Question

Let \( x \text{ and } y \) be two positive real numbers. Then
\[ \left( x + \frac{1}{x} \right) \left( y + \frac{1}{y} \right) \] is greater than or equal to:
 

• A. 3
• B. 2
• C. 4
• D. 5
• E. 6

Hint:

The AM-GM inequality is useful in problems involving sums and products of terms.

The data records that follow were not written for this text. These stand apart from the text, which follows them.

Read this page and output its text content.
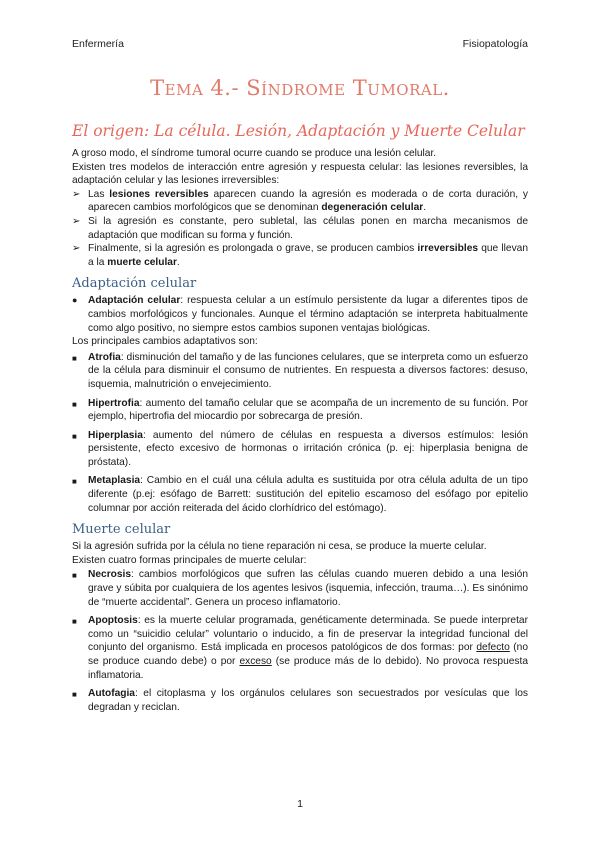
Enfermería	Fisiopatología
Tema 4.- Síndrome Tumoral.
El origen: La célula. Lesión, Adaptación y Muerte Celular

A groso modo, el síndrome tumoral ocurre cuando se produce una lesión celular.

Existen tres modelos de interacción entre agresión y respuesta celular: las lesiones reversibles, la adaptación celular y las lesiones irreversibles:

➢ Las lesiones reversibles aparecen cuando la agresión es moderada o de corta duración, y aparecen cambios morfológicos que se denominan degeneración celular.
➢ Si la agresión es constante, pero subletal, las células ponen en marcha mecanismos de adaptación que modifican su forma y función.
➢ Finalmente, si la agresión es prolongada o grave, se producen cambios irreversibles que llevan a la muerte celular.
Adaptación celular
●	Adaptación celular: respuesta celular a un estímulo persistente da lugar a diferentes tipos de cambios morfológicos y funcionales. Aunque el término adaptación se interpreta habitualmente como algo positivo, no siempre estos cambios suponen ventajas biológicas.

Los principales cambios adaptativos son:

■	Atrofia: disminución del tamaño y de las funciones celulares, que se interpreta como un esfuerzo de la célula para disminuir el consumo de nutrientes. En respuesta a diversos factores: desuso, isquemia, malnutrición o envejecimiento.
■	Hipertrofia: aumento del tamaño celular que se acompaña de un incremento de su función. Por ejemplo, hipertrofia del miocardio por sobrecarga de presión.
■	Hiperplasia: aumento del número de células en respuesta a diversos estímulos: lesión persistente, efecto excesivo de hormonas o irritación crónica (p. ej: hiperplasia benigna de próstata).
■	Metaplasia: Cambio en el cuál una célula adulta es sustituida por otra célula adulta de un tipo diferente (p.ej: esófago de Barrett: sustitución del epitelio escamoso del esófago por epitelio columnar por acción reiterada del ácido clorhídrico del estómago).
Muerte celular

Si la agresión sufrida por la célula no tiene reparación ni cesa, se produce la muerte celular.

Existen cuatro formas principales de muerte celular:

■	Necrosis: cambios morfológicos que sufren las células cuando mueren debido a una lesión grave y súbita por cualquiera de los agentes lesivos (isquemia, infección, trauma…). Es sinónimo de “muerte accidental”. Genera un proceso inflamatorio.
■	Apoptosis: es la muerte celular programada, genéticamente determinada. Se puede interpretar como un “suicidio celular” voluntario o inducido, a fin de preservar la integridad funcional del conjunto del organismo. Está implicada en procesos patológicos de dos formas: por defecto (no se produce cuando debe) o por exceso (se produce más de lo debido). No provoca respuesta inflamatoria.
■	Autofagia: el citoplasma y los orgánulos celulares son secuestrados por vesículas que los degradan y reciclan.
1
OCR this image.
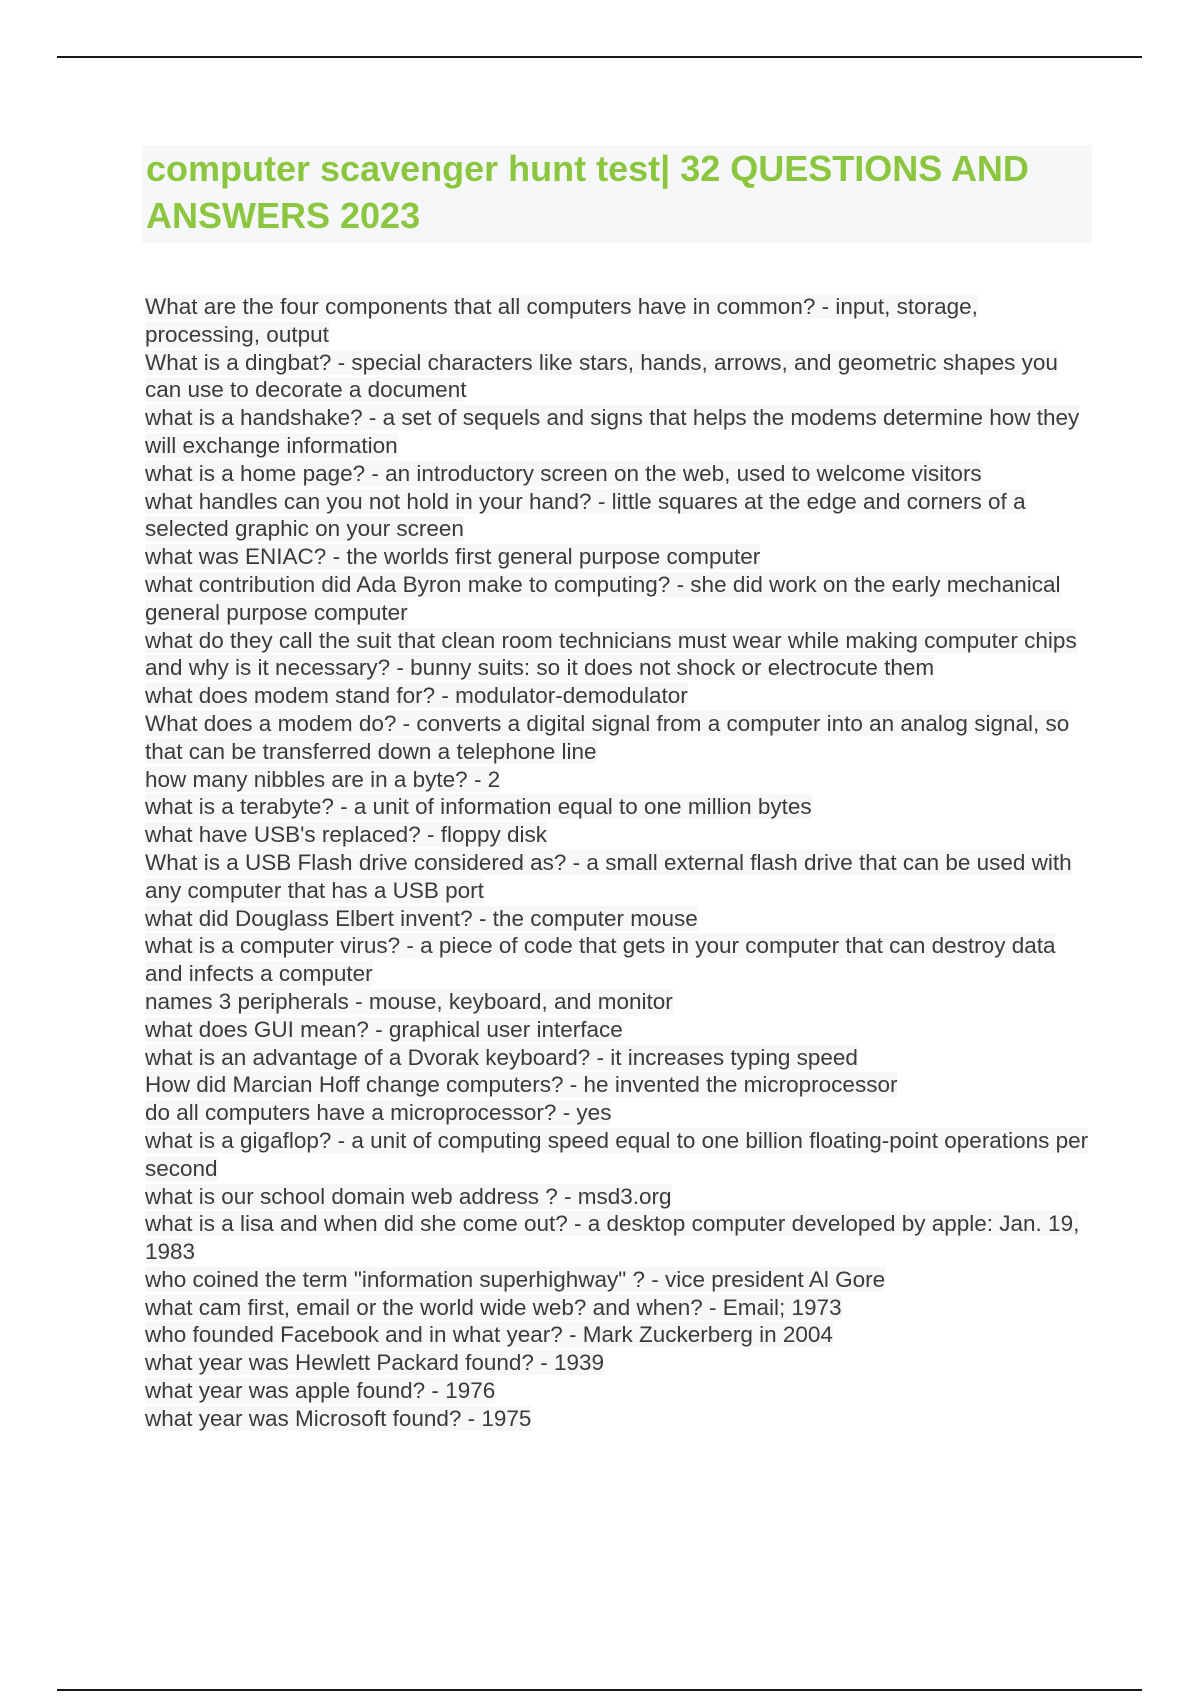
computer scavenger hunt test| 32 QUESTIONS AND ANSWERS 2023
What are the four components that all computers have in common? - input, storage, processing, output
What is a dingbat? - special characters like stars, hands, arrows, and geometric shapes you can use to decorate a document
what is a handshake? - a set of sequels and signs that helps the modems determine how they will exchange information
what is a home page? - an introductory screen on the web, used to welcome visitors
what handles can you not hold in your hand? - little squares at the edge and corners of a selected graphic on your screen
what was ENIAC? - the worlds first general purpose computer
what contribution did Ada Byron make to computing? - she did work on the early mechanical general purpose computer
what do they call the suit that clean room technicians must wear while making computer chips and why is it necessary? - bunny suits: so it does not shock or electrocute them
what does modem stand for? - modulator-demodulator
What does a modem do? - converts a digital signal from a computer into an analog signal, so that can be transferred down a telephone line
how many nibbles are in a byte? - 2
what is a terabyte? - a unit of information equal to one million bytes
what have USB's replaced? - floppy disk
What is a USB Flash drive considered as? - a small external flash drive that can be used with any computer that has a USB port
what did Douglass Elbert invent? - the computer mouse
what is a computer virus? - a piece of code that gets in your computer that can destroy data and infects a computer
names 3 peripherals - mouse, keyboard, and monitor
what does GUI mean? - graphical user interface
what is an advantage of a Dvorak keyboard? - it increases typing speed
How did Marcian Hoff change computers? - he invented the microprocessor
do all computers have a microprocessor? - yes
what is a gigaflop? - a unit of computing speed equal to one billion floating-point operations per second
what is our school domain web address ? - msd3.org
what is a lisa and when did she come out? - a desktop computer developed by apple: Jan. 19, 1983
who coined the term "information superhighway" ? - vice president Al Gore
what cam first, email or the world wide web? and when? - Email; 1973
who founded Facebook and in what year? - Mark Zuckerberg in 2004
what year was Hewlett Packard found? - 1939
what year was apple found? - 1976
what year was Microsoft found? - 1975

Remember that for positive real numbers \( a \) and \( b \), the inequality \( a + b \geq 2\sqrt{ab} \) holds, with equality when \( a = b \).

Answer 1

The Correct Option is C

We are given that \( x \) and \( y \) are positive real numbers, and we need to find the minimum value of the expression:
\[ \left( x + \frac{1}{x} \right) \left( y + \frac{1}{y} \right). \] Step 1: We apply the Arithmetic Mean-Geometric Mean (AM-GM) inequality to each factor individually:
\[ x + \frac{1}{x} \geq 2 \quad {and} \quad y + \frac{1}{y} \geq 2, \] because by the AM-GM inequality, the arithmetic mean of two positive numbers is always greater than or equal to their geometric mean, with equality holding when the numbers are equal.
Step 2: Now, multiply these two inequalities: \[ \left( x + \frac{1}{x} \right) \left( y + \frac{1}{y} \right) \geq 2 \times 2 = 4. \]
Thus, the minimum value of the expression \( \left( x + \frac{1}{x} \right) \left( y + \frac{1}{y} \right) \) is 4.
Therefore, the correct answer is option (C).